Figure 2. Small RNA-related phenotypes associated with deletions in MUT-16-associated proteins.

(A) Animals carrying deletions for each previously-uncharacterized gene identified in the MUT-16 IP-mass spec experiment were assayed for their ability to respond to somatic (nhr-23 or lin-29) or germline (pos-1) RNAi. “+” indicates wild-type response and “-” indicates RNAi-defective response. (B) Worms carrying deletions for hpo-40 single mutants or simr-1; hpo-40 double mutants were assayed for their ability to respond to somatic (nhr-23 or lin-29) or germline (pos-1) RNAi as described in (A). (C) Box plot displaying total small RNA levels targeting mutator-target genes in the indicated mutant strains relative to wild-type animals. (D,E) Scatter plots display small RNA reads per million total reads mapping to mutator-target genes (D) and CSR-1-class genes (E) in wild-type and simr-1 mutants. Genes for which log₂(fold change small RNA abundance)≥1 are colored dark red and genes for which log₂(fold change small RNA abundance)≤−1 are colored light blue.

Figure 2—figure supplement 1. Mutator-class small RNAs are reduced in simr-1 but not hpo-40 mutants.

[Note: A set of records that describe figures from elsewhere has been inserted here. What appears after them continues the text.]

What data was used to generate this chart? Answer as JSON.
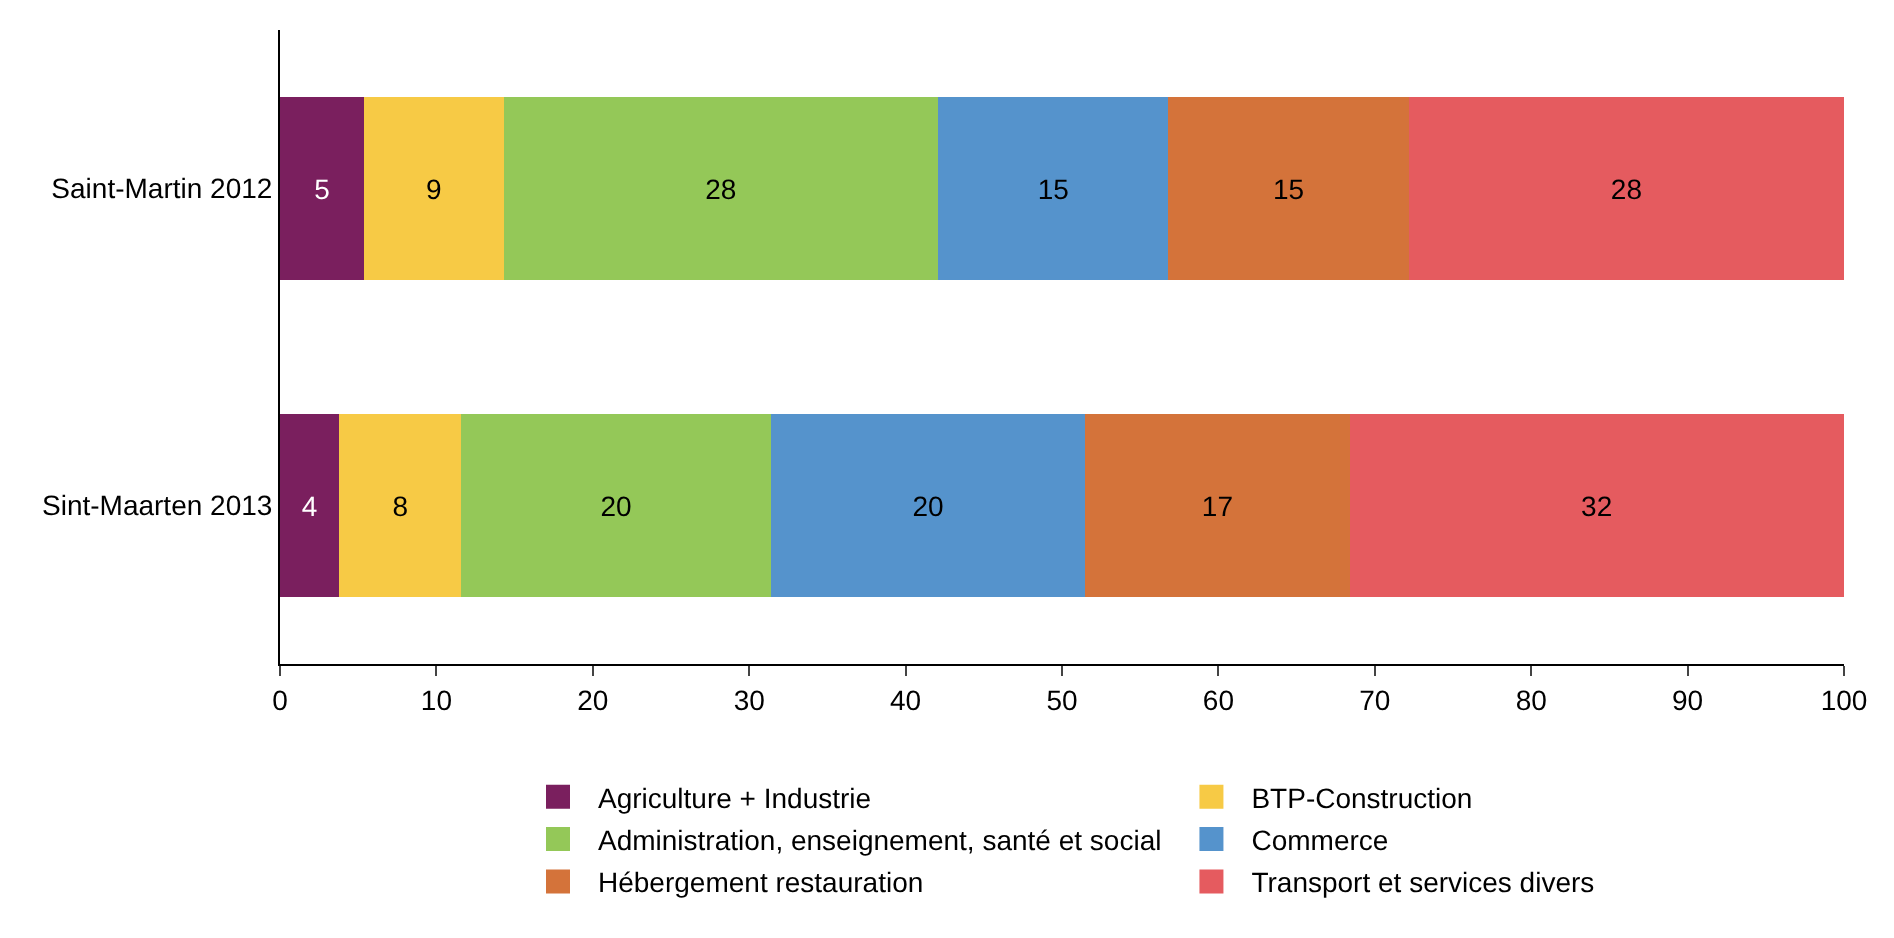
{
  "chart_data": {
    "type": "bar",
    "orientation": "horizontal",
    "stacked": true,
    "categories": [
      "Saint-Martin 2012",
      "Sint-Maarten 2013"
    ],
    "series": [
      {
        "name": "Agriculture + Industrie",
        "color": "#7a1f5e",
        "values": [
          5.4,
          3.8
        ],
        "value_labels": [
          "5",
          "4"
        ]
      },
      {
        "name": "BTP-Construction",
        "color": "#f7ca45",
        "values": [
          8.9,
          7.8
        ],
        "value_labels": [
          "9",
          "8"
        ]
      },
      {
        "name": "Administration, enseignement, santé et social",
        "color": "#94c858",
        "values": [
          27.8,
          19.8
        ],
        "value_labels": [
          "28",
          "20"
        ]
      },
      {
        "name": "Commerce",
        "color": "#5593cc",
        "values": [
          14.7,
          20.1
        ],
        "value_labels": [
          "15",
          "20"
        ]
      },
      {
        "name": "Hébergement restauration",
        "color": "#d4733a",
        "values": [
          15.4,
          16.9
        ],
        "value_labels": [
          "15",
          "17"
        ]
      },
      {
        "name": "Transport et services divers",
        "color": "#e55b5f",
        "values": [
          27.8,
          31.6
        ],
        "value_labels": [
          "28",
          "32"
        ]
      }
    ],
    "xlim": [
      0,
      100
    ],
    "xticks": [
      0,
      10,
      20,
      30,
      40,
      50,
      60,
      70,
      80,
      90,
      100
    ],
    "legend": "bottom"
  }
}
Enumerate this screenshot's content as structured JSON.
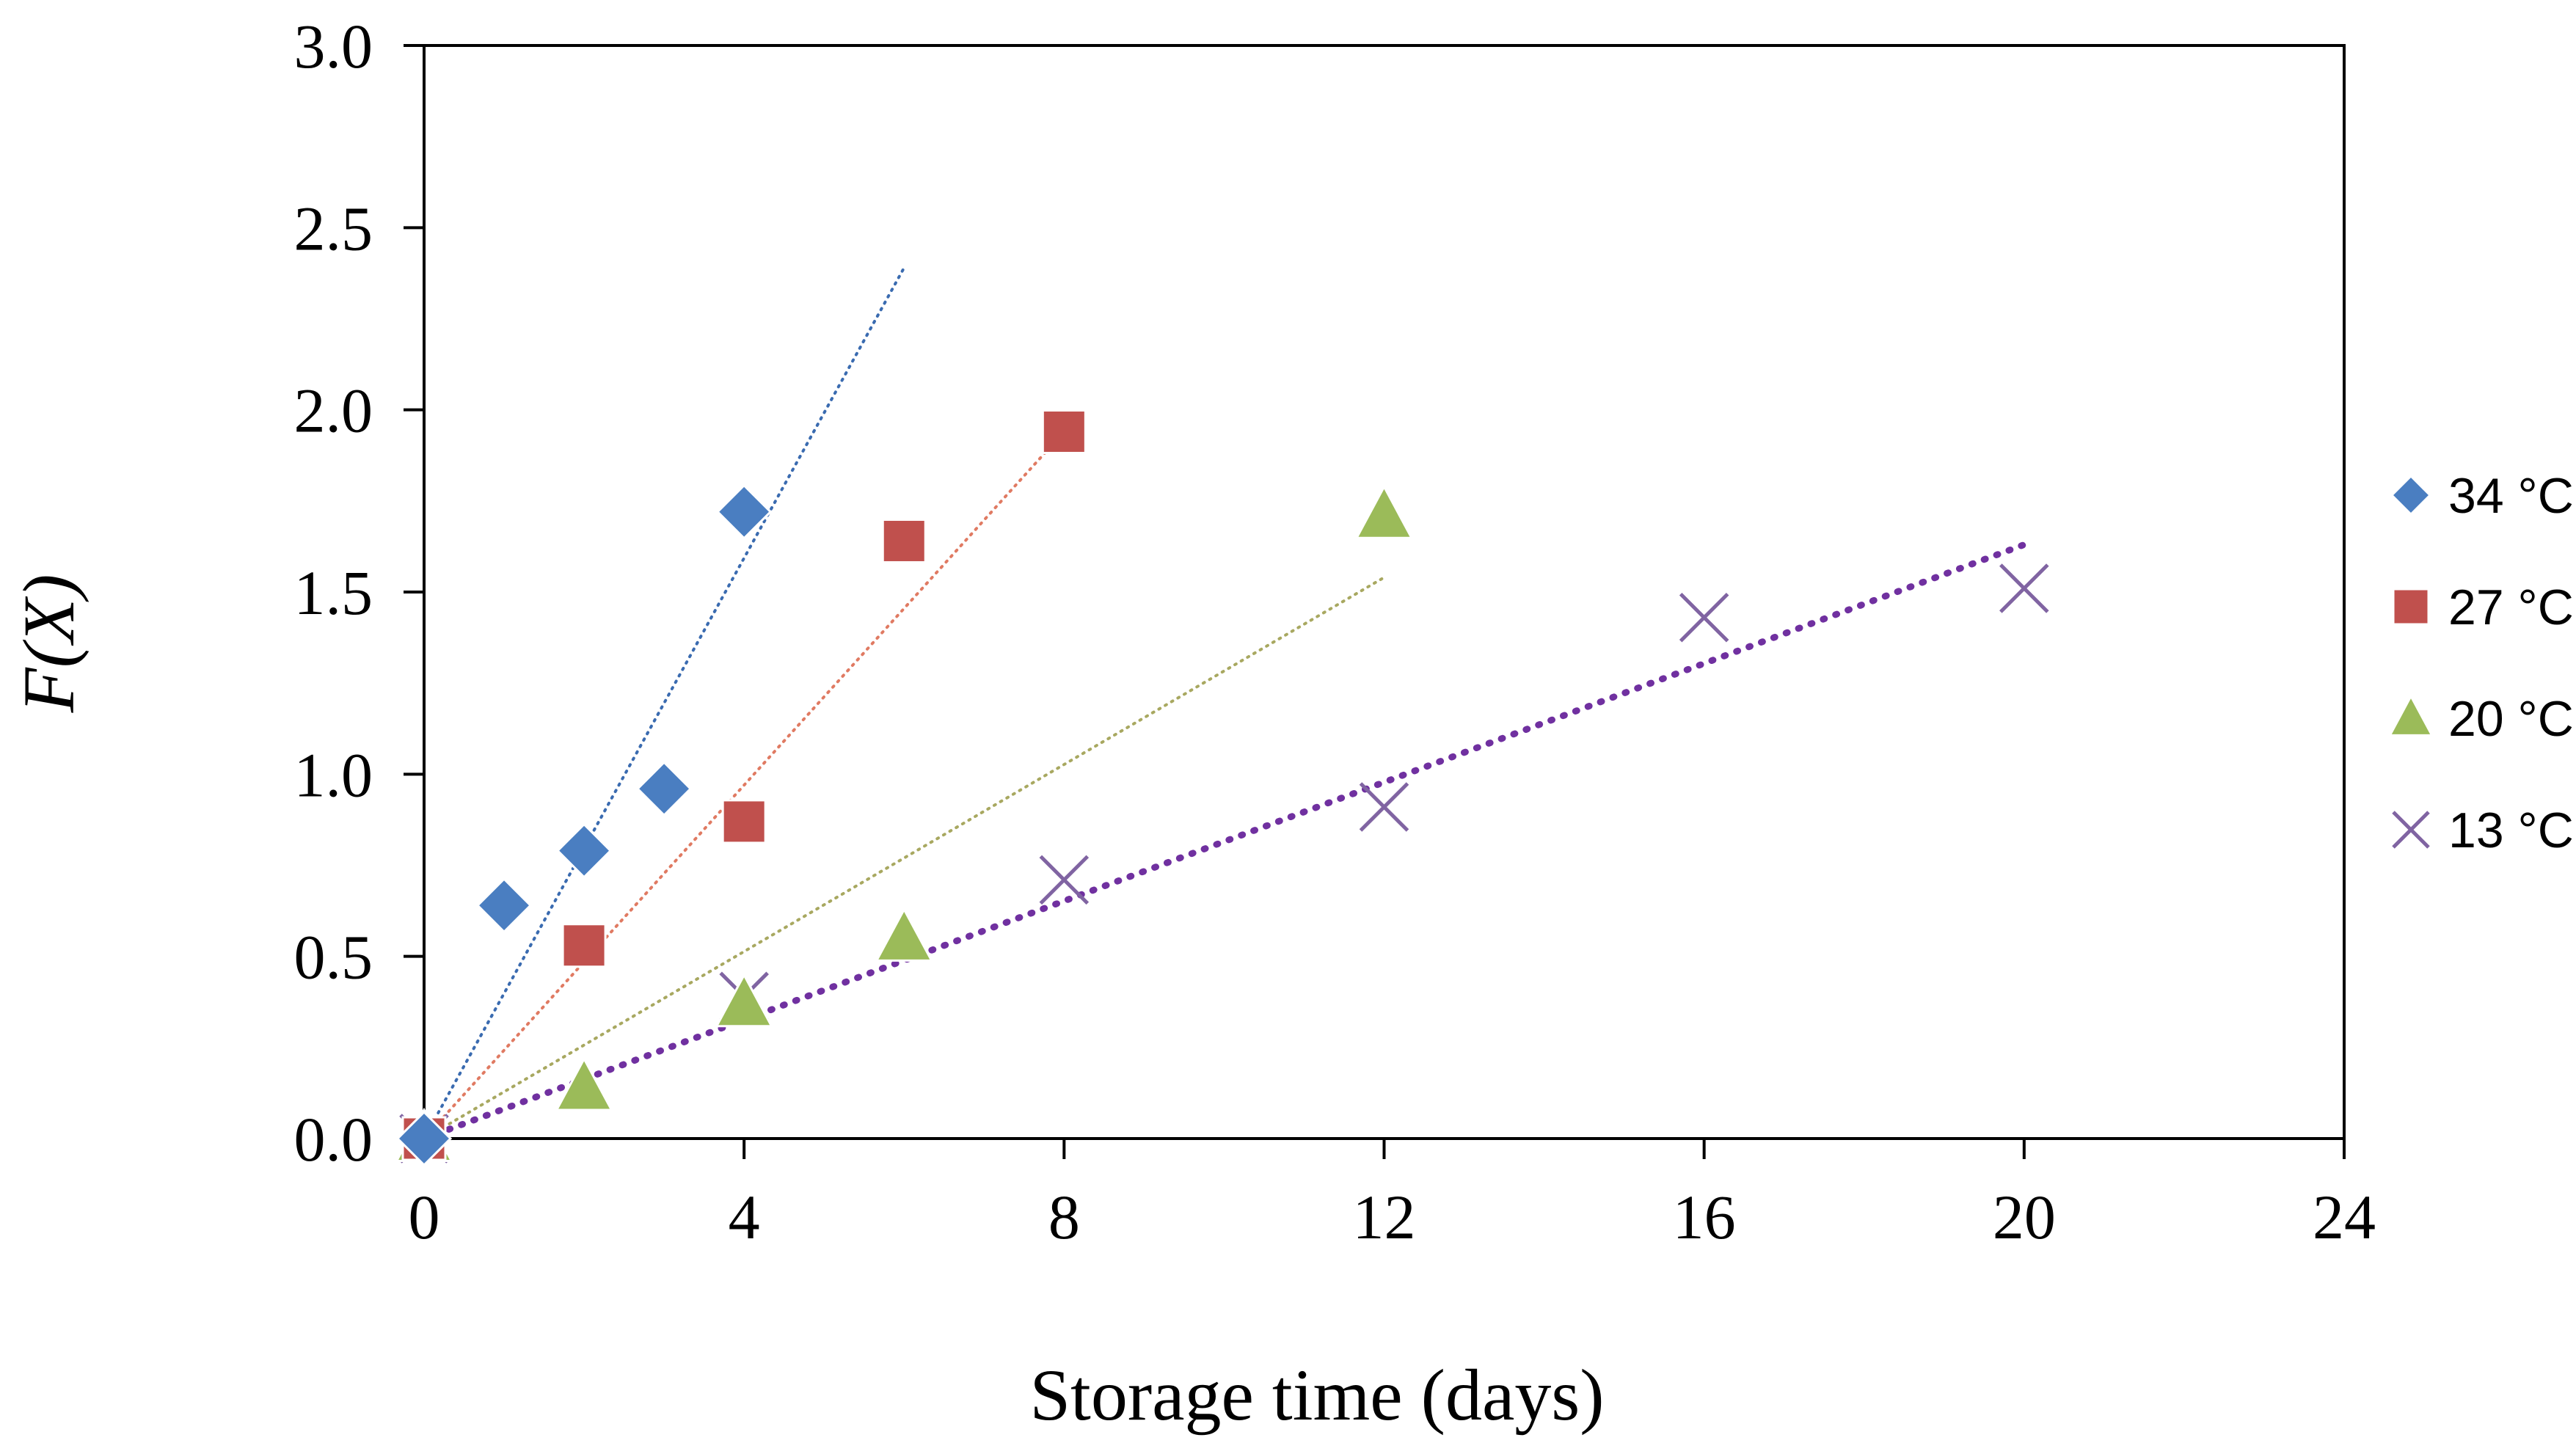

(A) Box plot displaying total small RNAs levels targeting mutator-target genes in the indicated mutant strains relative to wild-type animals. (B) Scatter plots display small RNA reads per million total reads mapping to mutator-target genes in wild-type and hpo-40 single mutants (left) or simr-1; hpo-40 double mutants (right). Genes for which log₂(fold change small RNA abundance)≥1 are colored dark red and genes for which log₂(fold change small RNA abundance)≤−1 are colored light blue.